サイモン&ガーファンクル
もし、一番好きなミュージシャンは?と言われれば、カレン・カーペンターと答えると思う。
で、一番お世話になったミュージシャンは、となれば、この二人組をあげると思う。
最初に耳にしてから、もう30年になる。
とにかく、ずーっと好きなのだ。思い出の、とか、中学生の頃、とか、ではない。今でも直球ど真ん中だ。
どうしてこんなに時代を超えるのだ。
おそらく、最初から時代を超越しているのだ。
しかし、アレンジの質とか、すべての面で時代を意識させないというのは、すごい。
最初に好きになった曲は、「アメリカ」。11歳の頃だったかな。
イントロの美しいハミングから、もうどっぷりである。
アコースティックで繊細なアレンジに、哀愁を帯びた二人のコーラスが重なる。
歌詞が素敵だった。正確にはわからないが、恋人同士が、アメリカと、おそらくは自分自身を探す旅に出る。
バッグとか、シガレットとか、ミセス・ワグナーズ・パイとか。キャシーがどうしたとか。歌詞に、胸がときめいた。
青春の、どこかけだるい甘さ。理由のない寂しさ。小学生は、禁断の香りを嗅いだのだ。
今でもわたしは、キャシーと一緒に、アメリカを探しにいきたい。
それからも、フェイヴァリット・ソングを微妙に変化させながら、彼らを聴き続けている。

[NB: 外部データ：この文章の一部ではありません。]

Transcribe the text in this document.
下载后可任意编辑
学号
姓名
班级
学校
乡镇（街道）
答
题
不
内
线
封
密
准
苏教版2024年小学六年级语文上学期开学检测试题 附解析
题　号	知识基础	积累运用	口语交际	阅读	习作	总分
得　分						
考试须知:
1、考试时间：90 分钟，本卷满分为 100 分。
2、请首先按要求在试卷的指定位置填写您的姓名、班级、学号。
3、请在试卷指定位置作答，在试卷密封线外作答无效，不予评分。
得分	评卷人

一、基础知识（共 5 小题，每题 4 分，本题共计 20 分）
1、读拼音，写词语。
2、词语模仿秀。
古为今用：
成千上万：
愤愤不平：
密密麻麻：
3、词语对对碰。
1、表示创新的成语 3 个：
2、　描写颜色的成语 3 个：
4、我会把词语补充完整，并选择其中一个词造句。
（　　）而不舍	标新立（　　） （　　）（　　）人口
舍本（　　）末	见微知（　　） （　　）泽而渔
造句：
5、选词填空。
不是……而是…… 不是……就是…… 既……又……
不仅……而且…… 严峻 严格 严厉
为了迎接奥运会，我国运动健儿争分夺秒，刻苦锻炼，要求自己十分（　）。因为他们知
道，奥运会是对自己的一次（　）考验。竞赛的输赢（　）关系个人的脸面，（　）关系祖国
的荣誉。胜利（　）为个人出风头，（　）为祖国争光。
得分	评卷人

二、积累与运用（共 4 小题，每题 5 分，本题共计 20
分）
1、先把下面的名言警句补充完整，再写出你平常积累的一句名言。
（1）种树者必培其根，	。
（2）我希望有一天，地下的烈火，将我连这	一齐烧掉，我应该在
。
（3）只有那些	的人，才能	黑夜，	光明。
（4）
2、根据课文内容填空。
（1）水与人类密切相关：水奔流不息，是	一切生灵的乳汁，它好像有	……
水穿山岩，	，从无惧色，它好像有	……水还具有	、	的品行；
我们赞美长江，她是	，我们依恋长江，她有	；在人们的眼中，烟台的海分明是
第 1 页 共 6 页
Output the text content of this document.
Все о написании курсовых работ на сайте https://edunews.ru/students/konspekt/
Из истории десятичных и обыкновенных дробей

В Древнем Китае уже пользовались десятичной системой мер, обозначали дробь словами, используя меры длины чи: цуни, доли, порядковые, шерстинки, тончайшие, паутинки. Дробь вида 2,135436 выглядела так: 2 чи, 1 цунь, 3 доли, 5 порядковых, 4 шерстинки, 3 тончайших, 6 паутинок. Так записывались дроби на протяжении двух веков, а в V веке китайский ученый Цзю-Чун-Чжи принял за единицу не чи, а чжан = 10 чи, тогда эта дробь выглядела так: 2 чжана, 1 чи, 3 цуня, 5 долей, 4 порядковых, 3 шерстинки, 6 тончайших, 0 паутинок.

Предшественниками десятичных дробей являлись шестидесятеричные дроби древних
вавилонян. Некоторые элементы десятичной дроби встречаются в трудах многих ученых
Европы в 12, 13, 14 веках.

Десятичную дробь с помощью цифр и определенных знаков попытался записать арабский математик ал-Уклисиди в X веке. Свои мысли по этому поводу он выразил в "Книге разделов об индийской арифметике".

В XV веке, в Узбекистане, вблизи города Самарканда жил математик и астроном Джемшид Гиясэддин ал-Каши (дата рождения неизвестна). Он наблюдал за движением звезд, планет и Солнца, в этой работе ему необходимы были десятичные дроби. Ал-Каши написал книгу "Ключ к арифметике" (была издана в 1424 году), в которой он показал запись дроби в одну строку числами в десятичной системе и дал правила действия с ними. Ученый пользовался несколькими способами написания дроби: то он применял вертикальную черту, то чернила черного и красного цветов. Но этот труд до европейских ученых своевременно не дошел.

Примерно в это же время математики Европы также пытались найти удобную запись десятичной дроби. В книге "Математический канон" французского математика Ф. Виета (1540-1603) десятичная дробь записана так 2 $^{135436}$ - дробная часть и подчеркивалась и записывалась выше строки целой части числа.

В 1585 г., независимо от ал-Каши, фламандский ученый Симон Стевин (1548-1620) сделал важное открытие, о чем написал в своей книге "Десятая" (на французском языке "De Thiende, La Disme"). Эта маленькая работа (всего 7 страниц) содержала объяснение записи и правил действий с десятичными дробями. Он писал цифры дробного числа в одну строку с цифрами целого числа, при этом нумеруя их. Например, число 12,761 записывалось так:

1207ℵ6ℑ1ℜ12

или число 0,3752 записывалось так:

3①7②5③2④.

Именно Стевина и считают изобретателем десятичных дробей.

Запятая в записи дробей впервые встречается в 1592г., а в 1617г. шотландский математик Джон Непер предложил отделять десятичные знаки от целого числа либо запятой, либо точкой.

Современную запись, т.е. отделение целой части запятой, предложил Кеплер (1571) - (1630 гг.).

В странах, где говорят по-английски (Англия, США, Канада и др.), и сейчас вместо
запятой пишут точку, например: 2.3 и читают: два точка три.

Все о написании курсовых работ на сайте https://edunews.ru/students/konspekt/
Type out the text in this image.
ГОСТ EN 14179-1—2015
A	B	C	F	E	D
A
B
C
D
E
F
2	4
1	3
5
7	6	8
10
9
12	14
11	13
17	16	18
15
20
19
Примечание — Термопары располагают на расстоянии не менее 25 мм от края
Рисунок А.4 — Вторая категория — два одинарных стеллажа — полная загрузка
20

ボクサー。いや、フィーリン・グルーヴィー、スカーボロ・フェア、ミセス・ロビンソン、ううむ、きりがない。
そもそも、一曲にしぼるのは無理だ。
最近、ポール・サイモンのソロアルバムを聴き漁った。
オリジナル・アルバムのなかに、珠玉の宝がいっぱい。
ベスト盤にはとりあげられない、いささか地味な小品が、わたしにとってはかけがえのないものだ。
やはり、オリジナル・アルバムはおいしい。
ベスト盤は、自分の耳で作るものだと再認識。
S&Gがエヴァー・グリーンである秘密は、ポールのソロアルバムにある。
少年の哀愁。普通の男の子は、18歳にもなると失ってしまう。彼は、それを捨てられない。
永遠の少年。それは、幸せなのか、重たいものか。
最近、さすがに年輪を感じさせる面がまえになったポールに聴いてみたい。
そんなことを思いながら、エヴァーグリーンの円盤をつかむ。